略字は字源の解釈に不適切であるとの意見もあります。其れは其の通りです。併し乍、略字を遡つて行けばいつかは正字との接点が見出せる筈です。略字は文字の変遷における一つの答であると理解するべきでせう。唯、略字が正しい文字としてゐ坐る事には疑問があります。

語源に対する附記

字源とは別に語源があります。語源は、或る語に対して、どのやうにして作られたのかを解釈したものですが、之も字源と同様にパズルとしての要素があり、素人の戯言が紛れ込み易い分野ではあります。学問的にはどのやうな手続きが必要かを、簡単に箇条書きにしてみます。

  1. 用例の蒐集と時代別や地域別の分類
  2. 最古層の語の決定
  3. 語意に基づく語根の抽出と「単語家族」の分類
  4. 他言語との体系的な比較検討

簡単に書けば、上記のやうになるのですが、実際に此のやうな順番で検討してゐる人は、私の知る限り、大野晋さんぐらゐしか知りません。上記の手続きを踏めば、「名前」と英語の"name"が似てゐるからと言つて、"name"が「名前」の語源になる等と云ふ答は出せないと思ひます。

詰りかう云ふ事

字源にしろ語源にしろ、個人の解釈でしかないのです。語意の説明に活用できる場合もあれば、更に謎を深めてしまふ結果を招く場合もあります。

追記

平成十八年三月五日

扨と、以上のやうに書いた上で、以下に示す或る反論に対して補足しておきませう。

これらの事を考えると、漢字の成り立ちが漢字学習の上で大きな役割を果たしている事が容易に想像出来ます。漢字についての生い立ちを学習するのは興味がある方がやれば良いにしろ、字源は「想像するもの」であって、決して「研究するもの」や「調べるもの」や「学ぶもの」ではないにしろ、石井氏の教育法からして見ると、全くの誤った認識なのです。

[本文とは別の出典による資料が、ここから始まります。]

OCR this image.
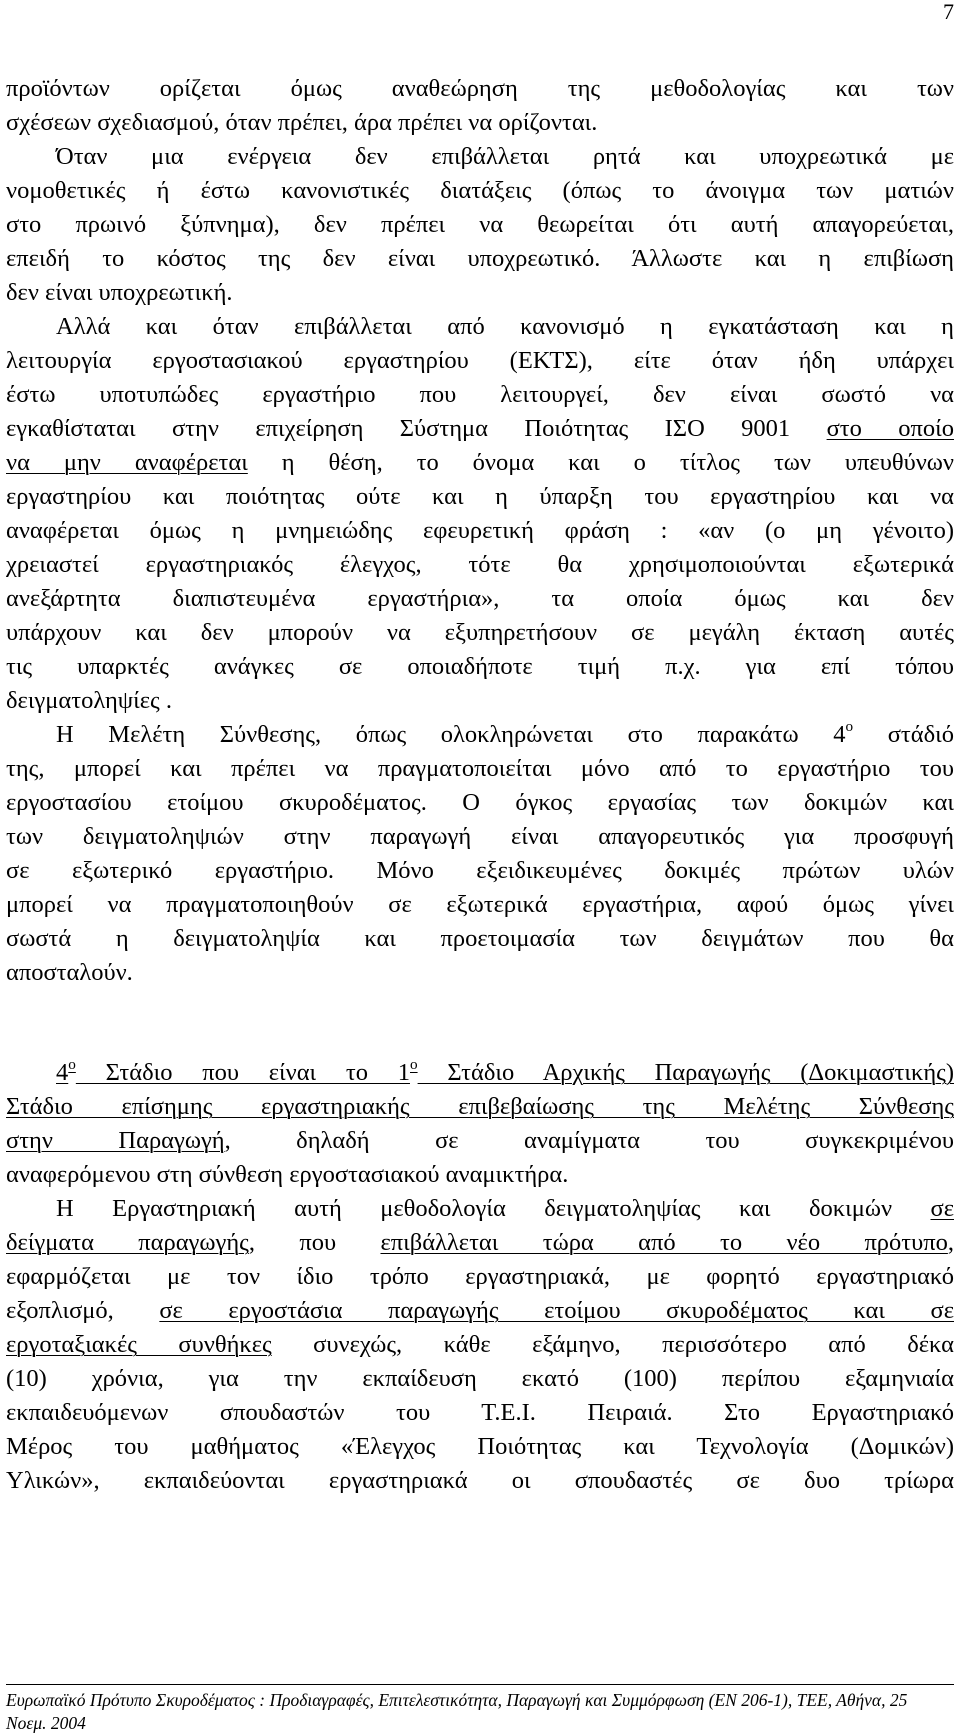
7
προϊόντων ορίζεται όμως αναθεώρηση της μεθοδολογίας και των
σχέσεων σχεδιασμού, όταν πρέπει, άρα πρέπει να ορίζονται.
Όταν μια ενέργεια δεν επιβάλλεται ρητά και υποχρεωτικά με
νομοθετικές ή έστω κανονιστικές διατάξεις (όπως το άνοιγμα των ματιών
στο πρωινό ξύπνημα), δεν πρέπει να θεωρείται ότι αυτή απαγορεύεται,
επειδή το κόστος της δεν είναι υποχρεωτικό. Άλλωστε και η επιβίωση
δεν είναι υποχρεωτική.
Αλλά και όταν επιβάλλεται από κανονισμό η εγκατάσταση και η
λειτουργία εργοστασιακού εργαστηρίου (ΕΚΤΣ), είτε όταν ήδη υπάρχει
έστω υποτυπώδες εργαστήριο που λειτουργεί, δεν είναι σωστό να
εγκαθίσταται στην επιχείρηση Σύστημα Ποιότητας ΙΣΟ 9001 στο οποίο
να μην αναφέρεται η θέση, το όνομα και ο τίτλος των υπευθύνων
εργαστηρίου και ποιότητας ούτε και η ύπαρξη του εργαστηρίου και να
αναφέρεται όμως η μνημειώδης εφευρετική φράση : «αν (ο μη γένοιτο)
χρειαστεί εργαστηριακός έλεγχος, τότε θα χρησιμοποιούνται εξωτερικά
ανεξάρτητα διαπιστευμένα εργαστήρια», τα οποία όμως και δεν
υπάρχουν και δεν μπορούν να εξυπηρετήσουν σε μεγάλη έκταση αυτές
τις υπαρκτές ανάγκες σε οποιαδήποτε τιμή π.χ. για επί τόπου
δειγματοληψίες .
Η Μελέτη Σύνθεσης, όπως ολοκληρώνεται στο παρακάτω $4^o$ στάδιό
της, μπορεί και πρέπει να πραγματοποιείται μόνο από το εργαστήριο του
εργοστασίου ετοίμου σκυροδέματος. Ο όγκος εργασίας των δοκιμών και
των δειγματοληψιών στην παραγωγή είναι απαγορευτικός για προσφυγή
σε εξωτερικό εργαστήριο. Μόνο εξειδικευμένες δοκιμές πρώτων υλών
μπορεί να πραγματοποιηθούν σε εξωτερικά εργαστήρια, αφού όμως γίνει
σωστά η δειγματοληψία και προετοιμασία των δειγμάτων που θα
αποσταλούν.
$4^o$ Στάδιο που είναι το $1^o$ Στάδιο Αρχικής Παραγωγής (Δοκιμαστικής)
Στάδιο επίσημης εργαστηριακής επιβεβαίωσης της Μελέτης Σύνθεσης
στην Παραγωγή, δηλαδή σε αναμίγματα του συγκεκριμένου
αναφερόμενου στη σύνθεση εργοστασιακού αναμικτήρα.
Η Εργαστηριακή αυτή μεθοδολογία δειγματοληψίας και δοκιμών σε
δείγματα παραγωγής, που επιβάλλεται τώρα από το νέο πρότυπο,
εφαρμόζεται με τον ίδιο τρόπο εργαστηριακά, με φορητό εργαστηριακό
εξοπλισμό, σε εργοστάσια παραγωγής ετοίμου σκυροδέματος και σε
εργοταξιακές συνθήκες συνεχώς, κάθε εξάμηνο, περισσότερο από δέκα
(10) χρόνια, για την εκπαίδευση εκατό (100) περίπου εξαμηνιαία
εκπαιδευόμενων σπουδαστών του Τ.Ε.Ι. Πειραιά. Στο Εργαστηριακό
Μέρος του μαθήματος «Έλεγχος Ποιότητας και Τεχνολογία (Δομικών)
Υλικών», εκπαιδεύονται εργαστηριακά οι σπουδαστές σε δυο τρίωρα
Ευρωπαϊκό Πρότυπο Σκυροδέματος : Προδιαγραφές, Επιτελεστικότητα, Παραγωγή και Συμμόρφωση (EN 206-1), ΤΕΕ, Αθήνα, 25
Νοεμ. 2004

正字 - 無為徒食日記」で以上のやうに書かれてあります。総論としては賛成です。会意や形声の漢字などですと、此の教育方法は大変有効に働くと考へられるでせう。象形文字でも、現在の意味に関聯した「漢字の成立ち」を示す文字の場合は、当然有効です。

併し乍、問題は「漢字の成立ち」が判つてゐる文字でも、現在の意味から見てどうにも納得が行かない漢字もあると云ふ場合です。例へば、甲骨文にまで遡れる「幸」の字はどうでせうか。現在の字訓は「さいはひ」「さち」「しあはせ」等の良い意味で使用されてゐるのですが、或る漢和字典では「刑罰の為に嵌める手枷」の形を記した文字とされてゐます。「手枷」が何故に「さいはひ」の意味に通ずるのか謎です。

又、文字に依つては、辞書毎に「漢字の成立ち」の説明が違ふ場合も存在します。例へば、「無為徒食日記」で引用された「學」の字について、白川静さんは、占で使用する複数の棒「乂」を臺「冖」の上で両手を使つて占つてゐる様子があり、其れを子供「子」に見せてゐる状況が表してゐる漢字であると云ふ説明をしてゐます。(『漢字百話』p.130に甲骨文あり) 漢字の字義は殆ど変らないのですが、「漢字の成立ち」では研究者によつて色々な説があります。

又更に、例へば「人と人が支へ合つて 人 の字が出来た」等と、現在では其の甲骨文の字形から否定されてしまつた俗説を、さも真実のやうにして説く人もゐます。

以上のやうな事を考慮すると、一言で「漢字の成立ちが教育に役立つ」と言つても、様々な問題が浮き彫りにされる事でせう。実際の教育に「漢字の成立ち」を活用させるのであれば、怪しい俗説や諸説のある漢字は切捨てて、現在の意味に関聯が明白な字源解釈を厳選して子供達に示すやうにする必要があるでせう。 子供達に嘘はをしへられませんからね。

平成十八年三月廿四日

篆書についの混乱を修正しました。